< 2 Rois 4 >
1 Or la veuve d'un des fils des prophètes cria à Élisée, en disant: Ton serviteur mon mari est mort; et tu sais que ton serviteur craignait l'Éternel; et son créancier est venu pour prendre mes deux enfants pour esclaves.
Eens riep de vrouw van een der profetenzonen Eliseus, en zei: Uw dienaar, mijn man, is gestorven; gij weet, dat uw dienaar godvrezend was. En nu komt een schuldeiser mijn twee jongens halen, om er slaven van te maken.
2 Et Élisée lui dit: Que ferai-je pour toi? Déclare-moi ce que tu as à la maison. Et elle dit: Ta servante n'a rien dans toute la maison qu'une fiole d'huile.
Eliseus sprak tot haar: Wat kan ik voor u doen? Zeg mij eens: Wat hebt ge in huis? Zij zeide: Uw dienares heeft niets anders in huis dan een kruik olie.
3 Alors il lui dit: Va, et emprunte dehors à tous tes voisins des vases, des vases vides, et n'en demande pas un petit nombre.
Toen sprak hij: Ga bij al uw buren lege vaten vragen, maar vooral niet te weinig.
4 Puis rentre et ferme la porte sur toi et sur tes enfants, et verse dans tous ces vases, faisant ôter ceux qui seront pleins.
Dan moet ge naar huis gaan, en de deur achter u en uw jongens sluiten. Giet dan olie in al die vaten, en zet de volle op zij.
5 Elle s'en alla donc d'avec lui; puis elle ferma la porte sur elle et sur ses enfants; ils lui apportaient les vases, et elle versait.

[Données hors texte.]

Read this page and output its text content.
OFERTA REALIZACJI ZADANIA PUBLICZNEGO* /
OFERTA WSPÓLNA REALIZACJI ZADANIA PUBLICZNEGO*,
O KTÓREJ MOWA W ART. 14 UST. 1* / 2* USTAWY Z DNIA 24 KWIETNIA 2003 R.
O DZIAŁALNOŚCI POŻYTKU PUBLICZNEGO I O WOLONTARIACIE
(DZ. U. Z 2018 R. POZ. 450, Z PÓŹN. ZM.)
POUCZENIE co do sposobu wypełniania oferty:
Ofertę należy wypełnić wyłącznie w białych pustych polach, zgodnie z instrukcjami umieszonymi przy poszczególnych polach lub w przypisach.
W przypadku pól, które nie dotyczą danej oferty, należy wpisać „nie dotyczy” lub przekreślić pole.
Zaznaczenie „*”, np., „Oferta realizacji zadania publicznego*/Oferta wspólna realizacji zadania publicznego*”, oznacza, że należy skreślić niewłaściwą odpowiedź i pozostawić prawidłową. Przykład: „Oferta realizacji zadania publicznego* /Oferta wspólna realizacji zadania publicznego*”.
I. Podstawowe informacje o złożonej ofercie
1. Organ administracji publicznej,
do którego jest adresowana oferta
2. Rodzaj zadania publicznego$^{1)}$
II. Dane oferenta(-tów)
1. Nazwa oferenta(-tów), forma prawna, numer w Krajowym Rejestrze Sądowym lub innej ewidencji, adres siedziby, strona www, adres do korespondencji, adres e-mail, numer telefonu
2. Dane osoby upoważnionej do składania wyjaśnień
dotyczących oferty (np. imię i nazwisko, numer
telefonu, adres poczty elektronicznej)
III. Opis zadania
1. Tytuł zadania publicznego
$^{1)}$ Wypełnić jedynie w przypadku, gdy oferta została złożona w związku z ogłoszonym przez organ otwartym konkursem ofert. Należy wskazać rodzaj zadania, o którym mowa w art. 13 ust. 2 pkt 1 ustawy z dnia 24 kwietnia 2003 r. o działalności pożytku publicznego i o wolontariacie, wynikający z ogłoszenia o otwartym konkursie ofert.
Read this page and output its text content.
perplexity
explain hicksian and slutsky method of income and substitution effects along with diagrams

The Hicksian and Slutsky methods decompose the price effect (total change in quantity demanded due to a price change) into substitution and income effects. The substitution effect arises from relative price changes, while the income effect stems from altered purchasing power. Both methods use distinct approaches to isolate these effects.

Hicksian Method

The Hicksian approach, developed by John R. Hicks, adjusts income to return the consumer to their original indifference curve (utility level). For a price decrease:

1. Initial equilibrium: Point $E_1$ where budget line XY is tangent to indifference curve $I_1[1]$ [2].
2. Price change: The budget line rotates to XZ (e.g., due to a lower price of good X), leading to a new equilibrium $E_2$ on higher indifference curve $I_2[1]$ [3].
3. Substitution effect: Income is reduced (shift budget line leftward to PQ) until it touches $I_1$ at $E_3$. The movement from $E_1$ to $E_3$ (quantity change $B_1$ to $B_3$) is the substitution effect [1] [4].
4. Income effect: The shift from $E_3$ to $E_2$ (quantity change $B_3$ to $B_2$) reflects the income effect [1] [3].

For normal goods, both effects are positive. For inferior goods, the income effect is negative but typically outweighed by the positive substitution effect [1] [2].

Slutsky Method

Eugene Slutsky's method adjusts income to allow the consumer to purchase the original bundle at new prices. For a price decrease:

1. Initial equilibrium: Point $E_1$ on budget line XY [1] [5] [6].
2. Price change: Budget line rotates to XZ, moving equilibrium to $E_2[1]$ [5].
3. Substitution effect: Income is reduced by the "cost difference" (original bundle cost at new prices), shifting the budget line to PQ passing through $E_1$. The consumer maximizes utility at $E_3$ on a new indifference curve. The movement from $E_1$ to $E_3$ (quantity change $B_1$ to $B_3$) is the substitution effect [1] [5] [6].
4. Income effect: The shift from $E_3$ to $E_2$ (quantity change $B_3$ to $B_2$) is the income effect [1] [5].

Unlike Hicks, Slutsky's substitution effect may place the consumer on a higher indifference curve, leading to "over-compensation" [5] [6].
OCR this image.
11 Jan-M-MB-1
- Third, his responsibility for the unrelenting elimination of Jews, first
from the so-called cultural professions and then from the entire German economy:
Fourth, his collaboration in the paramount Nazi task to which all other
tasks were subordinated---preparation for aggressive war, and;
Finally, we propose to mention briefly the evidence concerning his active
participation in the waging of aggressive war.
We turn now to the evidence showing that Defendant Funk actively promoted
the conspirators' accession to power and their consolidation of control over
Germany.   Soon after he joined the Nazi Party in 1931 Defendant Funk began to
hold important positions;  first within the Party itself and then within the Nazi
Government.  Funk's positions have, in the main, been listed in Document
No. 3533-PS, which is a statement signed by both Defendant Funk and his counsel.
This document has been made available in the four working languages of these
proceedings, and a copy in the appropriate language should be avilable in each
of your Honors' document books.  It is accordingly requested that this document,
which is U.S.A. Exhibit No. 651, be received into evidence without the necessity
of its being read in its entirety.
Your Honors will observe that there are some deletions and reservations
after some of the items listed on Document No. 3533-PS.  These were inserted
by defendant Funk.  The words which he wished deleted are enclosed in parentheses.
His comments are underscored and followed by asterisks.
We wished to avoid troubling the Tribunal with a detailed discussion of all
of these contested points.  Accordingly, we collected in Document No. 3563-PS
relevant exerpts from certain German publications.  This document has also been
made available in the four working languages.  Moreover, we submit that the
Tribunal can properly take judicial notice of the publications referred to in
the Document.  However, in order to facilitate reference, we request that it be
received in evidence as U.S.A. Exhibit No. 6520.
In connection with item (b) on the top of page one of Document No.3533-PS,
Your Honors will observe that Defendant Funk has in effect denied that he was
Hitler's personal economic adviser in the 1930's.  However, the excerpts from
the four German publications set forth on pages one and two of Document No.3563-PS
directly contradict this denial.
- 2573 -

Nadat ze van hem was weggegaan, sloot ze de deur achter zich en haar jongens, en terwijl dezen de vaten aanreikten, bleef zij ze maar vol gieten.
6 Et, lorsque les vases furent pleins, elle dit à son fils: Apporte-moi encore un vase; et il répondit: Il n'y a plus de vase. Et l'huile s'arrêta.
Toen de vaten vol waren, zei ze tot haar zoon: Geef me nog een ander vat. Maar hij antwoordde haar: Er is geen meer. En nu hield de olie op met vloeien.
7 Alors elle vint le rapporter à l'homme de Dieu, qui lui dit: Va, vends l'huile, et paie ta dette; et, toi et tes fils, vous vivrez du reste.
Ze ging het aan den godsman vertellen, en deze sprak: Ga de olie verkopen en uw schuld betalen; van het overschot kunt ge met uw zonen leven.
8 Et il arriva un jour qu'Élisée passa à Sunem; et il y avait là une femme riche, qui le retint à manger le pain chez elle. Et, toutes les fois qu'il passait, il entrait là pour y manger le pain.
Toen Eliseus op zekere dag te Sjoenem kwam, werd hij daar door een voorname vrouw aan tafel genodigd. En wanneer hij in het vervolg daar voorbijkwam, ging hij er altijd heen, om te eten.
9 Et elle dit à son mari: Voici, je reconnais que cet homme qui passe toujours chez nous, est un saint homme de Dieu.
Daarom zei de vrouw tot haar man: Zie eens; ik heb gemerkt, dat de gast, die altijd bij ons komt, een heilige godsman is.
10 Faisons, je te prie, une petite chambre haute, et mettons-lui là un lit, une table, un siège et un chandelier; quand il viendra chez nous, il s'y retirera.
Laat ons boven een klein kamertje voor hem inrichten, en er een bed, een tafel, een stoel en een lamp neerzetten; dan kan hij daar zijn intrek nemen, wanneer hij bij ons komt.
11 Étant donc un jour venu là, il se retira dans cette chambre haute, et y reposa.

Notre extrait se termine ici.